Arriving in the UK to celebrate the Queen's 90th birthday, Mr Obama penned an article in The Telegraph, saying: “As citizens of the United Kingdom take stock of their relationship with the EU, you should be proud that the EU has helped spread British values and practices – democracy, the rule of law, open markets – across the continent and to its periphery."
Knowing that criticism would inevitably come from 'Leave' campaigners, the President stressed that the outcome of the referendum is "a matter of deep interest to the United States".
He said: “I am persuaded that the greatest single contribution our two countries have been enabled to make to civilisation, and to the welfare of peoples throughout the world, is the example we have jointly set by our manner of conducting relations between our two nations.”
Many leave campaigners have suggested that severing ties with the EU would allow the UK to forge even closer relationships with the US. But Mr Obama appeared to quash that idea: “I will say, with the candour of a friend, that the outcome of your decision is a matter of deep interest to the United States.
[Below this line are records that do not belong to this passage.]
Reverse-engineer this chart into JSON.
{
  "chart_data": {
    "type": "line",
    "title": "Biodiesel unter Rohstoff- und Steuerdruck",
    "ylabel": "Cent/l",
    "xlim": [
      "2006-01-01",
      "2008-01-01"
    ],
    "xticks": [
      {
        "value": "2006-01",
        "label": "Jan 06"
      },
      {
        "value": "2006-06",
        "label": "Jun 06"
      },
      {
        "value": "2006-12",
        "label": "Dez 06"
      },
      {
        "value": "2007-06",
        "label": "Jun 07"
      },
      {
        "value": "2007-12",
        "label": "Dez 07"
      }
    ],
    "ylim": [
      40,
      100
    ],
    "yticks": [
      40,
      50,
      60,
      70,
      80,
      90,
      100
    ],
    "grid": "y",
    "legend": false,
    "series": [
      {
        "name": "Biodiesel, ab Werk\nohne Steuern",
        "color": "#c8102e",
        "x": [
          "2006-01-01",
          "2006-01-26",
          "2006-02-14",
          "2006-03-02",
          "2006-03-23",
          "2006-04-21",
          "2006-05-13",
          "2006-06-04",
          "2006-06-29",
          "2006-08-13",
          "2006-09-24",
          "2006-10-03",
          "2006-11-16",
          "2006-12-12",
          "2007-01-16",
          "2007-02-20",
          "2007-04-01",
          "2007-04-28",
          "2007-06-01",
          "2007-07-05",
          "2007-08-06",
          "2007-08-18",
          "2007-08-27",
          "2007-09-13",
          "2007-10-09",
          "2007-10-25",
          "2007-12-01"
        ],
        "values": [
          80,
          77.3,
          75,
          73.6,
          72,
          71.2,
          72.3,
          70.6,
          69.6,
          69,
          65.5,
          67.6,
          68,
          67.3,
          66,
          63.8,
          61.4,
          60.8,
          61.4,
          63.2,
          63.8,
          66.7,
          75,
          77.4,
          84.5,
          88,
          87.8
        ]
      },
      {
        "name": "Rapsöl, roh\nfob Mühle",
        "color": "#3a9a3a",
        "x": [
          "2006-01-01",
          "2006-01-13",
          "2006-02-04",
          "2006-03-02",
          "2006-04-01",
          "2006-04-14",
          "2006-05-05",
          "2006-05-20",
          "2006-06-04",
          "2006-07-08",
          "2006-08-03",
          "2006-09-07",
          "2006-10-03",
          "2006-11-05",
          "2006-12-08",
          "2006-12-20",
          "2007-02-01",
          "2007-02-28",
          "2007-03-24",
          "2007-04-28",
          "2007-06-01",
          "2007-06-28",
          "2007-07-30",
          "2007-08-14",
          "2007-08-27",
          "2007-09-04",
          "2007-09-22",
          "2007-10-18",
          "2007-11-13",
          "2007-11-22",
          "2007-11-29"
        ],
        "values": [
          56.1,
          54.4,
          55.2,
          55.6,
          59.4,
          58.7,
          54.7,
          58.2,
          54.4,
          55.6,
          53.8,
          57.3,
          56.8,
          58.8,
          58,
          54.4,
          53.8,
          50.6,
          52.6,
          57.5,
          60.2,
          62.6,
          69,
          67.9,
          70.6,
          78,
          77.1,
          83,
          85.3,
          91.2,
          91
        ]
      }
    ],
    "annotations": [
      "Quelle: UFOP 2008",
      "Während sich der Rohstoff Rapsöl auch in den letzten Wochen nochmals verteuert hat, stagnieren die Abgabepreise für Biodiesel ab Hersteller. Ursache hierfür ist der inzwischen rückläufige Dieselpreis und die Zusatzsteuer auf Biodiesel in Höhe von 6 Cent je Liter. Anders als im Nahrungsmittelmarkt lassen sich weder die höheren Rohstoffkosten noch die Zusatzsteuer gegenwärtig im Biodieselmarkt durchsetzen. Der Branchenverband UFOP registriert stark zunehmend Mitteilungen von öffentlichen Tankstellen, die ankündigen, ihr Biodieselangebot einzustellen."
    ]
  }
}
The tens of thousands of Americans who rest in Europe’s cemeteries are a silent testament to just how intertwined our prosperity and security truly are.”
The US sees how your powerful voice in Europe ensures that Europe takes a strong stance in the world, and keeps the EU open, outward-looking, and closely linked to its allies on the other side of the Atlantic. So the US and the world need your outsized influence to continue – including within Europe.”